From the elevator platform to the water
From the elevator platform, across the fairground to the pier
From the elevator platform towards the town centre
From the elevator platform towards the town centre
The Royal Hotel, built in 1791
The Royal Hotel, a listed property was  built in 1791 as a former haunt of Royalty and Aristocracy. It’s been restored and modernised and now has a ground floor cocktail bar and lounge, and a Ballroom on the first floor. I’d love to have afternoon tea here




We walked along the pedestrian high street towards the train station. Some other time I will take photos of all of the crazy buildings but today was not that day. In better weather we would have also  done something else – we still want to go to Old Leigh for example.

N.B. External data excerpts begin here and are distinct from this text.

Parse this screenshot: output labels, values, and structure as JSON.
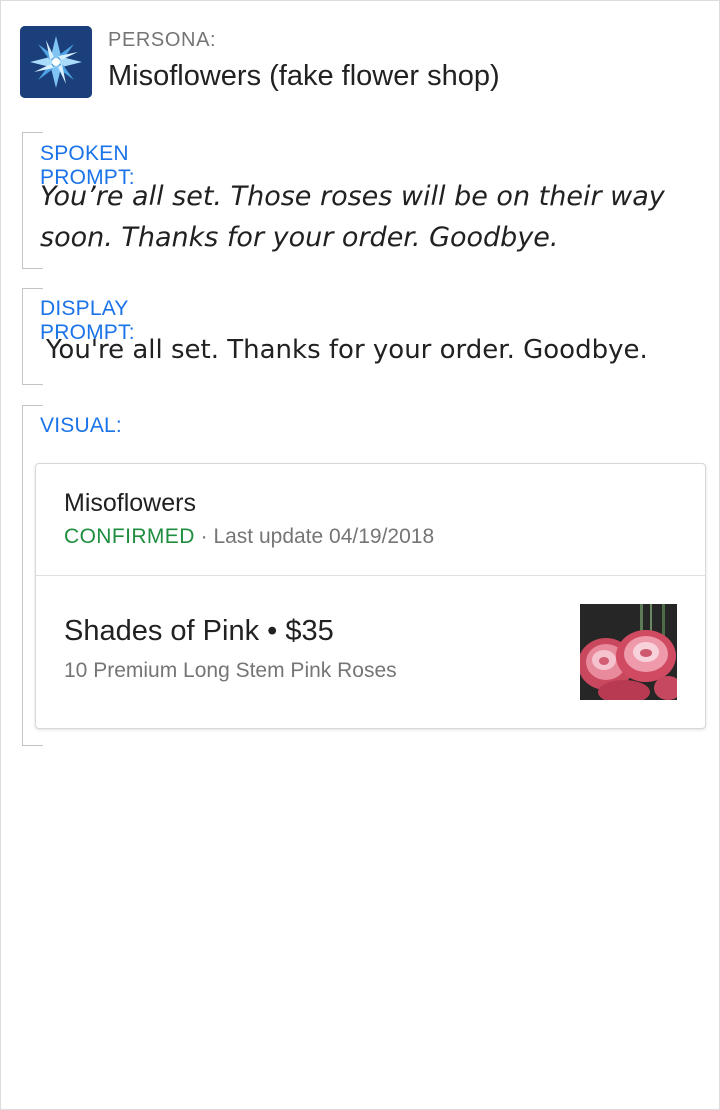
{
  "persona": {
    "label": "PERSONA:",
    "name": "Misoflowers (fake flower shop)",
    "logo_icon": "starburst-logo-icon"
  },
  "spoken": {
    "label": "SPOKEN PROMPT:",
    "text": "You’re all set. Those roses will be on their way soon. Thanks for your order. Goodbye."
  },
  "display": {
    "label": "DISPLAY PROMPT:",
    "text": "You're all set. Thanks for your order. Goodbye."
  },
  "visual": {
    "label": "VISUAL:"
  },
  "card": {
    "title": "Misoflowers",
    "status": "CONFIRMED",
    "separator": " · ",
    "last_update": "Last update 04/19/2018",
    "item": {
      "name": "Shades of Pink",
      "bullet": " • ",
      "price": "$35",
      "description": "10 Premium Long Stem Pink Roses",
      "image_icon": "pink-roses-photo"
    }
  },
  "colors": {
    "label_blue": "#1a73e8",
    "confirmed_green": "#1e8e3e",
    "logo_navy": "#1a3f7a"
  }
}
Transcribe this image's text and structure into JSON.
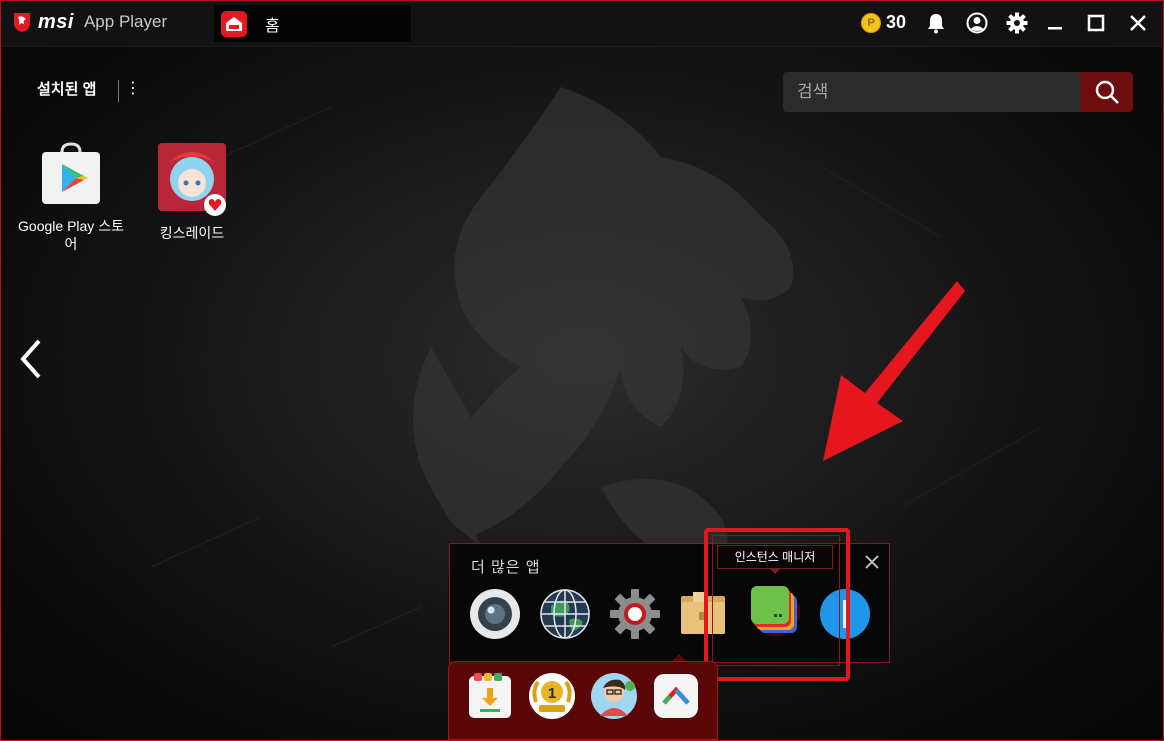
{
  "titlebar": {
    "brand": "msi",
    "app_name": "App Player",
    "tab_label": "홈",
    "coins": "30",
    "coin_symbol": "P"
  },
  "installed": {
    "title": "설치된 앱",
    "menu_glyph": "⋮"
  },
  "search": {
    "placeholder": "검색"
  },
  "apps": [
    {
      "label": "Google Play 스토어",
      "icon": "google-play-icon"
    },
    {
      "label": "킹스레이드",
      "icon": "king-raid-icon"
    }
  ],
  "more_apps": {
    "title": "더 많은 앱",
    "tooltip": "인스턴스 매니저",
    "items": [
      "camera-icon",
      "globe-icon",
      "settings-gear-icon",
      "folder-icon",
      "instance-manager-icon",
      "blue-circle-icon"
    ]
  },
  "dock": {
    "items": [
      "install-apk-icon",
      "level-one-badge-icon",
      "player-avatar-icon",
      "more-apps-up-icon"
    ]
  },
  "colors": {
    "accent_red": "#e21b23",
    "dock_red": "#5a0707",
    "coin_gold": "#f3c21b"
  }
}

We’d planned to after seeing her Aunt Ruth that day, but not with our suitcase and in the rain.

It was an uneventful journey home. We arrived around 3pm and spent a nap-filled afternoon, having some soup for dinner.

Not the romantic interlude I’d hoped for but it’s done. And the thing is, will we ever go again? Aunt Ruth looks like she’s fading. Krish’s surgery is in July – will we ever hear when – and it’s an expensive journey for a short visit. No bargain fares can be had, even with our discount. It remains to be seen, but Krish swears that the next trip we take will be a nicer hotel and perhaps we’ll make it so.